Cybersecurity is no longer a realm of erstwhile information technology (IT), finance or even a chief information officer (CIO) function. Today, it has the attention from senior board members. Organizations have realized the enormous amount of impact that security breach can have on their reputation and their ability to continue in the business.
This is coupled with the fact that there is a fast changing business and customer experience landscape due to the advent of emerging digital transformation technologies such as artificial intelligence (AI), Big Data, and Machine Learning.
According to a study that analyzed 12 developed economies, AI has the potential to double their annual economic growth by 2035. Another report estimated that the Industrial Internet of Things (IIoT) could add $14.2 trillion to the global economy by 2030. With such an explosion of technologies as well as the rapidly evolving technology landscape, we will see targeted efforts to compromise organization data, governments, utilities, health devices, etc. in the times to come.

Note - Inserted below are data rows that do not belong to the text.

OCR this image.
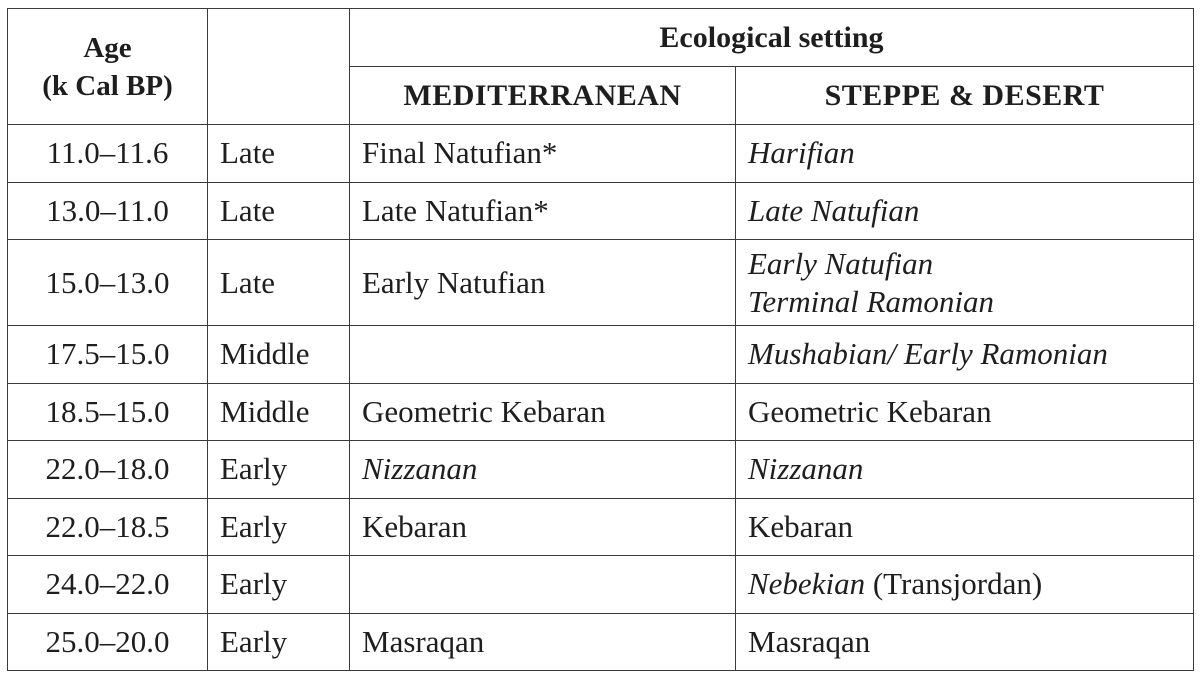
Age
(k Cal BP)		Ecological setting	
		MEDITERRANEAN	STEPPE & DESERT
11.0–11.6	Late	Final Natufian*	Harifian
13.0–11.0	Late	Late Natufian*	Late Natufian
15.0–13.0	Late	Early Natufian	Early Natufian
Terminal Ramonian

17.5–15.0	Middle		Mushabian/ Early Ramonian
18.5–15.0	Middle	Geometric Kebaran	Geometric Kebaran
22.0–18.0	Early	Nizzanan	Nizzanan
22.0–18.5	Early	Kebaran	Kebaran
24.0–22.0	Early		Nebekian (Transjordan)
25.0–20.0	Early	Masraqan	Masraqan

No wonder, CISOs are up against an ever growing threat landscape. There is a shortage of skilled cyber security professionals. Moreover, non-technical employees lack the awareness of cyber security best practices. All of this combined makes a CISOs life tough. It is in this context thatMuqbil Ahmar, Executive Editor, Grey Head Media spoke with Kalpesh Doshi, Chief Information Security Officer, APAC, Group IT, Capgemini Technology Service India Limited.
Muqbil Ahmar (MA): How do think cybersecurity will impact business in the context of today’s threat landscape?
Kalpesh Doshi (KD): The threat vector has never been so vast. With all devices being connected to the Internet, it also implies that a single weak or unpatched system in your environment can create a huge risk for the organization. We will also realize that conventional methods to secure organization data may not stand good with rapid changes to underlying infrastructure and data flow within the organization.
MA: Do you think the use of Artificial Intelligence (AI) and Machine Learning (ML) can enhance security defense efforts?
KD: It will, eventually, but today we are unable to make use of data available through conventional norms. There is a data overload, there is a need to orchestrate all different elements of security to play harmoniously to make the music pleasant to business and leaders. Today, it is not synchronized; hence, creating a huge gap between business expectation and security solutions. Also, for AI to be successful, we will need to standardize processes to gather and analyze data across all devices/applications.
Voice and visual search-based queries will continue to grow and innovation is expected in this space, for example, Google Home. The IT security roles will have to evolve to manage AI and ML technologies. Deeper analysis of Big Data will also be necessary.
MA: What is your recipe to mitigate advanced threats such as zero-day exploits, ransomware, and others?
KD: It requires common sense and simplification of your IT set-up. While it is absolutely impossible to live without having to deal with such a scare, the following hygiene steps will prepare companies and organizations to face it with confidence:
- Standardization of software and technology used in an organization to limit exposure
- Inventory of all devices and applications that host sensitive data
- Strong rules on Firewalls / IPS that is monitored regularly to detect anomaly
- Combination of signature and anomaly-based perimeter security solutions to proactively identify risks
- Harmonized SIEM and log analysis to help understand the sequence of events. SIEM can throw a lot of interesting facts about unusual activities in your environment. Strong details on Indicatory of Compromise (IoC) will help organizations mitigate the risk more proactively
- Endpoint protection, malware protection on email gateway
- DLP and Internet Access restriction
- Restrict Admin access to end users systems that way we know it would be difficult for a hacker to run their executables
- Robust patch management system and software update: most of the risk can be mitigated by applying vendor suggested security patches on time. Patch management policy is necessary and teams should focus on closure of identified gaps
- Document, test, re-test security Incident and crisis manage plan as it is not a question of whether your organization will be hit, it is merely a question of when it will be hit. Organization response during an event will determine whether they come out successfully from any security event.
(Disclaimer: Views expressed here are of the author and do not necessarily reflect that of the organization he represents.)